With 9/11 brooding at the center of its emotionally manipulative core, “Extremely Loud & Incredibly Close” displays about as much modesty regarding the 2001 tragedy as Rudy Giuliani’s 2008 presidential campaign. Simply put: it’s an exploitative sham.

While the self-important drama would like to do for September 11 what a film like 1997’s “Life is Beautiful” (“La vita è bella”) did for the Holocaust by telling a whimsical and heartfelt story within the framework of an unimaginably painful time in history, it doesn’t have nearly enough charm to pull it off. Its lack of quality storytelling and characterization begins and ends with acting newcomer Thomas Horn as the film’s main character Oskar Schell.
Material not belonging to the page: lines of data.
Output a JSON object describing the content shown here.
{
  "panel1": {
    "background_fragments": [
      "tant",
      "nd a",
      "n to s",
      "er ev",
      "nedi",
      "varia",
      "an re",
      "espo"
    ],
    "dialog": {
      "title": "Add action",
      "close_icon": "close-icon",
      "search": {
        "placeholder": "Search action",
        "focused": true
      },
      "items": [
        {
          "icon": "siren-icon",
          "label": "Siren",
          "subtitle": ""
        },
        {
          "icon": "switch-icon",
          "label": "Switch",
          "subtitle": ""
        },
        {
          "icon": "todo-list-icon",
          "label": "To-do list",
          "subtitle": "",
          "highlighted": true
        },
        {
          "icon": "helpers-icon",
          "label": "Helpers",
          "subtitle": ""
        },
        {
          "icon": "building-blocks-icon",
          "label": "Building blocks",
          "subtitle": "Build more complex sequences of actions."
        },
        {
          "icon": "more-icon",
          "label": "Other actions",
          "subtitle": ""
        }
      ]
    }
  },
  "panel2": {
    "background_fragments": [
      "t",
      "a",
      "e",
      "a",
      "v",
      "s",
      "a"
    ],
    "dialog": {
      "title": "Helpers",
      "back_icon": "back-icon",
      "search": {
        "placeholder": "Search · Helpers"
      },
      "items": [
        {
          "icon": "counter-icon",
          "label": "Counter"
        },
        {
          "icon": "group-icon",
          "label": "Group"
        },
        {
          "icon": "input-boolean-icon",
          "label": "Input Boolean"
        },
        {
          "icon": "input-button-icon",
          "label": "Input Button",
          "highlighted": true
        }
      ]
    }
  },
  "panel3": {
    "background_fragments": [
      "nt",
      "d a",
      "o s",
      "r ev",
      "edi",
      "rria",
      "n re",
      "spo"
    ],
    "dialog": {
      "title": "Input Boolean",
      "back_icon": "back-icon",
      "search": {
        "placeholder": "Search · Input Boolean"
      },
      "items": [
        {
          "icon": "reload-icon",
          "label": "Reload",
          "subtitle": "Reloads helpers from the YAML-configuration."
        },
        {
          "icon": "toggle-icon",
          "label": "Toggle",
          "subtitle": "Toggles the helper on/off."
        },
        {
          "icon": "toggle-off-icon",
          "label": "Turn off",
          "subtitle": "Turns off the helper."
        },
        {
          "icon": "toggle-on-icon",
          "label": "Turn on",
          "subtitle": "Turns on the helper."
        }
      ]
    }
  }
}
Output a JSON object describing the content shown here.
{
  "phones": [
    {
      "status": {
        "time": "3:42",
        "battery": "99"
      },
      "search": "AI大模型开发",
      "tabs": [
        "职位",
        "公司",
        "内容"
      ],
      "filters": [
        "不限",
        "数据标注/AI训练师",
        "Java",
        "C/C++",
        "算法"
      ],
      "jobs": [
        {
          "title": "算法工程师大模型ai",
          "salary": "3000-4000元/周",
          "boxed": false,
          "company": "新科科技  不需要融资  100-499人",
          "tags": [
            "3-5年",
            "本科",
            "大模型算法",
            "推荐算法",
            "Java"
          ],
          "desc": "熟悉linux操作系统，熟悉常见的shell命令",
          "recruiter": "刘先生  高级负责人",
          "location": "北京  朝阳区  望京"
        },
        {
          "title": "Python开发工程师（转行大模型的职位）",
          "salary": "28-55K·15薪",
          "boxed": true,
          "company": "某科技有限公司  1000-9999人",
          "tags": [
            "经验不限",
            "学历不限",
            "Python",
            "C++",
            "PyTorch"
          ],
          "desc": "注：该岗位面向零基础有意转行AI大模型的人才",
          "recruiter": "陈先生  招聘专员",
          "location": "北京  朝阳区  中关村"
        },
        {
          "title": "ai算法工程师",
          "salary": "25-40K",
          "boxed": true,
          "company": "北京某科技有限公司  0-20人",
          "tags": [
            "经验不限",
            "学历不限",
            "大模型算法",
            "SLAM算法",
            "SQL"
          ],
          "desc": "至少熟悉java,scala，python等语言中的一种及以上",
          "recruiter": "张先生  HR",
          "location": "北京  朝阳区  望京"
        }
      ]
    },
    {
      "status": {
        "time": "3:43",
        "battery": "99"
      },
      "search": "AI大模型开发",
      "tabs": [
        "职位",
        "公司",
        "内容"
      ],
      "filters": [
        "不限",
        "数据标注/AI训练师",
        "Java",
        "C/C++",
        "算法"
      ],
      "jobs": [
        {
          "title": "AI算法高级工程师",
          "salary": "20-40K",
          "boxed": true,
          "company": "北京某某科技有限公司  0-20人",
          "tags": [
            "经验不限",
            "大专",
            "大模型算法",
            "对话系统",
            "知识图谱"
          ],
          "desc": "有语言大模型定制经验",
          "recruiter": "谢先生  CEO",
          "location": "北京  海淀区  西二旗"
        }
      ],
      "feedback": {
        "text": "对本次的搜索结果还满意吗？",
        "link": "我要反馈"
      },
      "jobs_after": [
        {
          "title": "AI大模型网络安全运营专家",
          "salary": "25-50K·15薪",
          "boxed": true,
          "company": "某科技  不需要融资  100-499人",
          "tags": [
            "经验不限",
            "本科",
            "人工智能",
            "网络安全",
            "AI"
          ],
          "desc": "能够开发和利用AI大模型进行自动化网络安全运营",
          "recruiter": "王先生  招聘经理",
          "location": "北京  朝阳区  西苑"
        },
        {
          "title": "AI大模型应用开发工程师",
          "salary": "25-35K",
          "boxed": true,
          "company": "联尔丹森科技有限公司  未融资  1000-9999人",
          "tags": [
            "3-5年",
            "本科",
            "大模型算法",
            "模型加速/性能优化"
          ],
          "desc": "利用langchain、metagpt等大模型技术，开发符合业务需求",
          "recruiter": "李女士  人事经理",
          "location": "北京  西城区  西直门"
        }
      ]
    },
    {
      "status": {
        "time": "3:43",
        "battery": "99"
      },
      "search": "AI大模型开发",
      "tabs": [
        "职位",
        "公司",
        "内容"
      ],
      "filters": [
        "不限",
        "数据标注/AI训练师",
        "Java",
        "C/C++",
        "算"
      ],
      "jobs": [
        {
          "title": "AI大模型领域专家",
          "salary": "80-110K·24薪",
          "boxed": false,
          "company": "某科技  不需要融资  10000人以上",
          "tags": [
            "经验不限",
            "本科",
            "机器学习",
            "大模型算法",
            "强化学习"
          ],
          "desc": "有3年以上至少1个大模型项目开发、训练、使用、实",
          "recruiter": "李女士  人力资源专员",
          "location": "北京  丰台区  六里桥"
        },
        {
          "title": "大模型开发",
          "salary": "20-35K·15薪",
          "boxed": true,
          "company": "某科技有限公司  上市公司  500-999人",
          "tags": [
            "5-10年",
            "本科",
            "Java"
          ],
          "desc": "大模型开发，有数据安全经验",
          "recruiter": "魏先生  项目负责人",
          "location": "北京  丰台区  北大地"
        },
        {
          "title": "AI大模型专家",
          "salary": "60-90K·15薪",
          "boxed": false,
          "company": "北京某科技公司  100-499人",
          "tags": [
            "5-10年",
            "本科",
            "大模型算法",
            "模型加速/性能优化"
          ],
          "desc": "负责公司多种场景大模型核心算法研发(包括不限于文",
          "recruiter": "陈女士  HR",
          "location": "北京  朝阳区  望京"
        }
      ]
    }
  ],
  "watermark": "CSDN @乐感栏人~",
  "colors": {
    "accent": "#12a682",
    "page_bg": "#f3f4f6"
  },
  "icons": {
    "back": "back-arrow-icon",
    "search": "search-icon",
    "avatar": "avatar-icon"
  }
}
Metaphorically and pretentiously speaking, the boy’s last name could refer to the hard outer covering of the personality he must break through to let others in. Sigh.

Oskar, who just might be one of the most posturing characters in cinematic history, is unlike any other brainy 9-year-old kid usually seen in the locker room with his underwear pulled over his head. Not only is he an amateur entomologist, Francophile, pacifist, and undiagnosed autistic — his idea of fun is going on fact-finding expeditions through the New York City his father (Tom Hanks) creates for him. When his father dies in the World Trade Center attacks, Oskar is convinced a mysterious key he discovers is a clue left behind for his next journey.

Ignore the fact that Oskar’s mother (Sandra Bullock) allows him to walk around NYC unsupervised or that actually coming across a lock the key will fit is highly improbable; what is most problematic about the screenplay is the rambunctious and grating nature of Oskar himself and the phony relationships he creates along the way, including one with his estranged mute grandfather (Max von Sydow).

Despite the exaggerated melodrama, what works best in the film are the few moments director Stephen Daldry (The Hours) allows a child’s perspective to be the window through which the audience watches the events of September 11 unfold. Hanks, too, is memorable when he’s not on screen. The voice messages he leaves on an answering machine on what Oskar calls “the worst day” are chilling, to say the least.

Beyond that, however, “Extremely Loud” is meaningless. As much as it wants to affect, connect, and heal, there’s only so much fiction you can attach to 9/11 before it feels like just another sob story. If the Academy made a glaring gaffe with this year’s nominations, it was in calling this sentimental drivel one of the best films of the year. In fact, this is a forced tearjerker that can’t wrap up soon enough.